湖边的树林,在风中耍弄它们妖异的身影。伴随着不知从何处传来的“哐、哐”声响,安静得令人窒息。
婴宁独自站在湖边树影里,扶着树干,一下子望向这边,一下子望向那边。不知是在找什么。
那“哐、哐”的声音突然停息,使风穿过叶子的沙沙声愈加刺耳。又出现了几声杂音,像有谁在走动,踩碎了一地落叶。
婴宁望向树林深处,走入月光中。月光触及她那拥有姣好轮廓的面庞,又显得柔和不少。她拖动淡红色的长裙,朝树林深处轻移几步,幽幽唤道:“左郎,是你在哪里吗?”
伴随着叶子的沙沙声,“哐、哐”的声音又响起来。婴宁见没有人回答,又朝树林深处走了几步,刚好停在另一棵树的阴影里,树林间又响起了那飘渺的声音,“左郎,是你在哪里吗?”
“哐、哐”的声音又消失了,这次没有再响起沙沙的脚步声,似乎树林深处的那个东西,正在侧耳分辨这月下的幽唤。婴宁见树林深处有反应,便将手伸出来,伸到树影之外,月光独照着那一截手臂,手臂剔透得似乎散发着荧光。“左郎,是你在那里吗?”
树林深处的哐哐声不理会婴宁的呼唤,又响了起来,与风声应和着,在树林里回荡。“左郎,你在哪里?”婴宁提高了些许音量,向着树林深处急促地走着。
她的长裙拖动着遍地的枯叶,哗啦哗啦地带出满树林的嘈杂。树林深处的声音浑然不受到影响,依旧不紧不慢地“哐、哐”。
2、他要埋头颅了!
已经近了,她看到有个人正站在一棵树下,用锄头仔细地挖着什么。在月光中,那个人穿着长袍,应该是个身材削瘦的男子。
这个人不是左郎,她想着,一股恐惧从心里冒出来,她想起流传在洪泽湖边的传说。洪泽湖已经存在了千万年,孕育无数生灵,也吞噬无数生灵。有些生灵化成幽灵,死亡使它们仇视生命,更对延续生命的女人愤恨无比。每到月圆之夜,幽灵便会从湖里出来,杀死未归的女子,将死者的头颅埋在桑树下。桑者,殇也。

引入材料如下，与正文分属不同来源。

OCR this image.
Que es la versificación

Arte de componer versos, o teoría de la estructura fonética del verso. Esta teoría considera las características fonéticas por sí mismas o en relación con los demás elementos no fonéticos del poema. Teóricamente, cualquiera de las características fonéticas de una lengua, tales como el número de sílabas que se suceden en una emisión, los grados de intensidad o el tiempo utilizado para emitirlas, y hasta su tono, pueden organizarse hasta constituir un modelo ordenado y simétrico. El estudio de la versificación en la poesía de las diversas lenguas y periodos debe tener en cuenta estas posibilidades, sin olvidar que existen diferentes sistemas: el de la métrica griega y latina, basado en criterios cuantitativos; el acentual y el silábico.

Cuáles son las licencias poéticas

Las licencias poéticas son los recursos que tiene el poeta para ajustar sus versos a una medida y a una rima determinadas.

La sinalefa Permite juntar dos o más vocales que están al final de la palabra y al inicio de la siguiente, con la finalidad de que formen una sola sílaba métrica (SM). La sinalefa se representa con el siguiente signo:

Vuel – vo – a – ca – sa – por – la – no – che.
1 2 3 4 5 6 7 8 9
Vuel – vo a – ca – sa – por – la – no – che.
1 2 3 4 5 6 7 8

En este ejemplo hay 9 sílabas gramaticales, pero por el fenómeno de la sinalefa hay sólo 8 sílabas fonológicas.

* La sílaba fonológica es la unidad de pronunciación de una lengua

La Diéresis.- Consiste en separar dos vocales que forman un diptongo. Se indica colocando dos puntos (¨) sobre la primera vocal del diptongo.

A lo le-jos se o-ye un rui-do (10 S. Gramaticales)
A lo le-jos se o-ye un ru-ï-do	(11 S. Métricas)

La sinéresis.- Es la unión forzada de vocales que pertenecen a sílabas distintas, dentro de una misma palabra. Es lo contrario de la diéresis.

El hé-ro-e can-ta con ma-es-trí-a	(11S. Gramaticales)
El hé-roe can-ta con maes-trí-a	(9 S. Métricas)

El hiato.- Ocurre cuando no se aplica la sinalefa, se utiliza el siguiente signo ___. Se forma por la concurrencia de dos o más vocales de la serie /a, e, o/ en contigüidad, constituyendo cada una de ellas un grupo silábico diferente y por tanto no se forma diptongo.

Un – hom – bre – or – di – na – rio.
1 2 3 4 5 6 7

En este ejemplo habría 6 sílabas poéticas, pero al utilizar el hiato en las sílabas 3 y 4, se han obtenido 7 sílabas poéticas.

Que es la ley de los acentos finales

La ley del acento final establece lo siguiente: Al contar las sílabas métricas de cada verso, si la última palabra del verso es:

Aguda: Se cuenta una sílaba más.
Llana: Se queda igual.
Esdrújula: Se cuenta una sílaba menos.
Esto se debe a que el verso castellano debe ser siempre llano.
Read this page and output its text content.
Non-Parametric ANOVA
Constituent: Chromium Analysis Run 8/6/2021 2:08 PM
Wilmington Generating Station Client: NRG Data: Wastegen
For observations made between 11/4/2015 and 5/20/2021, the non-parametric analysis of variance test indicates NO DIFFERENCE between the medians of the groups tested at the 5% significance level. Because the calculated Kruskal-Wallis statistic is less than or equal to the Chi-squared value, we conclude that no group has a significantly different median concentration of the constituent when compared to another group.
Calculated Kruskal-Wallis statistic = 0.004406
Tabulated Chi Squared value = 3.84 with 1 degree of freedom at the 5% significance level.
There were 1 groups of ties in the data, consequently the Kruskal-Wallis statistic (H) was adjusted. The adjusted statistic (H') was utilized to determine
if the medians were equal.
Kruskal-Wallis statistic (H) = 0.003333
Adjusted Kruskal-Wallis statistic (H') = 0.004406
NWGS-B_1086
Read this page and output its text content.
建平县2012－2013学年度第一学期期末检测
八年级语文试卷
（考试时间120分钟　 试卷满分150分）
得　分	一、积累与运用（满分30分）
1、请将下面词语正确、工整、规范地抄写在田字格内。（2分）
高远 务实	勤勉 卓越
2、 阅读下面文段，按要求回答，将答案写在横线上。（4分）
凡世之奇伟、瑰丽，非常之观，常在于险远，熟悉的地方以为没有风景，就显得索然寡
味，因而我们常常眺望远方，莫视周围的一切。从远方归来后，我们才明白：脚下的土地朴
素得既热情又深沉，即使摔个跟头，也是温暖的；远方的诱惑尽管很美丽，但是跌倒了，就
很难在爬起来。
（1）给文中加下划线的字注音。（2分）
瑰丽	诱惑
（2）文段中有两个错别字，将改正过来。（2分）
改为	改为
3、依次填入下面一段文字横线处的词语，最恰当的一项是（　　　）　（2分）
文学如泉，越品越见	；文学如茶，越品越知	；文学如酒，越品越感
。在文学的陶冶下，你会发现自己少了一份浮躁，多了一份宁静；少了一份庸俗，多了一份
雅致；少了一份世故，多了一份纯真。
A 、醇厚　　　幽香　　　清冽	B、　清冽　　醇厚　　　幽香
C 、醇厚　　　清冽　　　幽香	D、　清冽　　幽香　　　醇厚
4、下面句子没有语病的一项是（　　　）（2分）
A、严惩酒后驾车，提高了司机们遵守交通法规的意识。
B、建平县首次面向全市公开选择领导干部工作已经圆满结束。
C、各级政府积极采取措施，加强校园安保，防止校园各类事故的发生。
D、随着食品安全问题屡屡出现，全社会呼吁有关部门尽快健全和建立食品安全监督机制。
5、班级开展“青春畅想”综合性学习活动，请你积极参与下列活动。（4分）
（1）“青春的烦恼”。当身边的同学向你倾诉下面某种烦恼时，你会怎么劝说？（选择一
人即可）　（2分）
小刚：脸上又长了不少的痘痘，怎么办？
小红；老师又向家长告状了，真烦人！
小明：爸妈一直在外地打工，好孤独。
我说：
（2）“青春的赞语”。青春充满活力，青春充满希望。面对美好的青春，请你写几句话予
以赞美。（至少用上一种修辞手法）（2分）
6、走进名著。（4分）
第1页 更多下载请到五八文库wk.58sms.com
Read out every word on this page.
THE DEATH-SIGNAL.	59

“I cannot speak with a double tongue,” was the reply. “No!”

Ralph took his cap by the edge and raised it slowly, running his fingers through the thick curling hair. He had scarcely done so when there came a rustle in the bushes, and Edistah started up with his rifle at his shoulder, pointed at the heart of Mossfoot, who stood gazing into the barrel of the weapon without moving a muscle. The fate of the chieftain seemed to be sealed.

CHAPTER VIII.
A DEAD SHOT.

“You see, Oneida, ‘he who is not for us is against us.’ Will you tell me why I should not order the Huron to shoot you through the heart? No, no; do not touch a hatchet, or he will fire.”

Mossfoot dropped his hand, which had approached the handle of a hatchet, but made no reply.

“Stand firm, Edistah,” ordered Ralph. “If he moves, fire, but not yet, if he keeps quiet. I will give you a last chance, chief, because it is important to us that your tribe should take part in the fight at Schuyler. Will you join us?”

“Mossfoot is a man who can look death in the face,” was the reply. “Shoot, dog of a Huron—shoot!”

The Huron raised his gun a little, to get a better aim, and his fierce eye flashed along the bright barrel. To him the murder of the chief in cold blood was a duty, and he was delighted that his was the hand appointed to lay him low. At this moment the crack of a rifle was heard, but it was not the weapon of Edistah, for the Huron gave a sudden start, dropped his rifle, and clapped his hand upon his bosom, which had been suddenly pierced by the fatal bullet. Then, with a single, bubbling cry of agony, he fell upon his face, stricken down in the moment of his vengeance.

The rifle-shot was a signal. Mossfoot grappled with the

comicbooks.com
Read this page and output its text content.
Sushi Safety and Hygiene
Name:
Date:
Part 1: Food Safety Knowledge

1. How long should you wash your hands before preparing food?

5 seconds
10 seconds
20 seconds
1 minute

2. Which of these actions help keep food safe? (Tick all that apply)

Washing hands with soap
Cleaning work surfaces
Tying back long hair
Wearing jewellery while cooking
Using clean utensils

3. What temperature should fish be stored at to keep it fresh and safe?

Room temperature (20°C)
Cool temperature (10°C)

天空中的皓月,圆得无暇,亮得透彻。月光落下,此情此景,她觉得浑身冰凉。左郎,你到底在哪里?怎么还不来。她刚在心里埋怨着,便见那人将锄头放下,跪着双手伸到坑里。
他要埋头颅了!婴宁将手按住胸口,紧张得呼吸粗重,她想离开,去找她的左郎,却挪不动双脚。这时,那个人猛地站起来,狠狠跺脚,“混蛋知北游!还说什么以树叶为标记,这里满世界都是树叶,让我怎么找去!”听起来竟像是女的,声音清丽,就像微风拂过风铃。
婴宁好奇起来,到底是什么样子的女子会半夜到这里挖坑呢?听起来,她像是在找什么?满心的疑问刚刚冒出来,便见那挖坑者拾起锄头朝她藏身的树走来。口中还喃喃地叨念着,“洪泽湖畔,桑树之下,树叶为记,挖之有宝。”
原来是来挖宝的。在她正犹豫该不该躲到其它地方的时候,挖坑者已经来到这里。幸好她站在树影里,而挖坑者站在月光中,挖坑者没有发现她。
她屏息站着,不敢探头出去看那挖坑者长什么样,却听见那好听的声音又在自言自语:“知北游,如果这次我再挖不到宝,回去就把你五马分尸!”这句话将她心又惊得扑通扑通直跳,她想,那个叫知北游的可真惨。
“哐、哐”的声音又响起来。她偷偷探头出去,看到一个长相清丽而倔强的姑娘,握着一把和她的身形不相称的锄头,正认真的挖着。她脸上渗出的汗珠,正在月光中晶莹流淌。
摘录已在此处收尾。